With a constant revision of regulations, Alberta and Canada have taken a proactive approach to the oil sands regulations and regulatory compliance programs to ensure safe and healthful environmental practices.
Most oil sands major operations are located many kilometers outside of Fort McMurray in densely forested areas that are surrounded with wildlife activity. Because wildlife habitats can be altered when companies move into the area, most companies implement the use of wildlife identification programs. These programs track animal sightings and migration pathways in order to avoid constructing pipelines and other aspects of large projects through animal habitats, ensuring that wildlife is minimally disrupted to the best of the companies’ abilities.
The industry is also regulated federally by Environmental Canada, the Canadian Environmental Assessment Agency, and Fisheries and Oceans Canada. Provincially, Alberta facilities are overseen by the provincial government’s department, the Alberta Environment Sustainable Resource Development (AERSD) along with the Energy Resources Conservation Board (ERCB). These bodies work with companies to minimize the safety risks that are caused by the development of the oil sands to ensure safe and healthful environmental practices. The AERSD is also in charge of enforcing environmental laws and carrying out scheduled and random inspections along with compliance sweeps.

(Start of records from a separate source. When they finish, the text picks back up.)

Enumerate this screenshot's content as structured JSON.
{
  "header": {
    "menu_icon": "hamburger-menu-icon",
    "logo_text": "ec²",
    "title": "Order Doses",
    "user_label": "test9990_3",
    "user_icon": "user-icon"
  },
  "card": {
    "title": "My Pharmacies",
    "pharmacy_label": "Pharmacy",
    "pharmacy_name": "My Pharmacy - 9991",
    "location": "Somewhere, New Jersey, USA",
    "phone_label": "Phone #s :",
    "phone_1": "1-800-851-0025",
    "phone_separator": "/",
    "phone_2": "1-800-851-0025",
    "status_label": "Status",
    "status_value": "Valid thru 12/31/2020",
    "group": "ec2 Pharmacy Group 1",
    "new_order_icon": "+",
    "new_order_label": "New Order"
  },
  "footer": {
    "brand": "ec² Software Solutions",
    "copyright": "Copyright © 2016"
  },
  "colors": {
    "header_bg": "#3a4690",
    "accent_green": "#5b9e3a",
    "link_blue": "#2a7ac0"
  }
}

A condition to any project approval includes the submission of confirmed monitoring data to the appropriate government regulatory body. Companies are required by legislation to publicly announce any incident that results in a substance that could lead to an adverse environmental effect. The industry currently collaborates in regional monitoring programs, including the Regional Aquatics Monitoring Program and the Wood Buffalo Environmental Association (WBEA).
The Wood Buffalo municipality is one of the largest municipalities in North America, covering north central Alberta to the borders of the Northwest Territories and Saskatchewan. The WBEA monitors air quality on behalf of its local residents and is a partnership between communities, the government, local Aboriginal stakeholders, the oil and gas industry, and environmental groups. It currently operates the most widespread ambient air-monitoring network in Alberta, and current members include companies such as Cenovus Energy, Conoco Phillips Canada, and Devon Canada Corp. Having a collaborative network for ambient air monitoring in the oil sands regions reduces the operating costs for companies and minimizes air-monitoring repetition.
In addition to air monitoring, the WBEA currently also monitors human exposure and terrestrial activities in order to assess how the environment is affected by air emissions.
As the holder of the third-largest oil reserves in the world, Canada’s position in the global energy market has never been more critical. In order to increase the economic sustainability of the upstream petroleum operations, the industry must first continue the practice of safe environmental and socially responsible oil sands development. With continued operational integrity, the major players in the oil sands development are committed to conducting safe and consistent practices. These practices are put in place to minimize environmental impact and protect the well-being of the public and employees.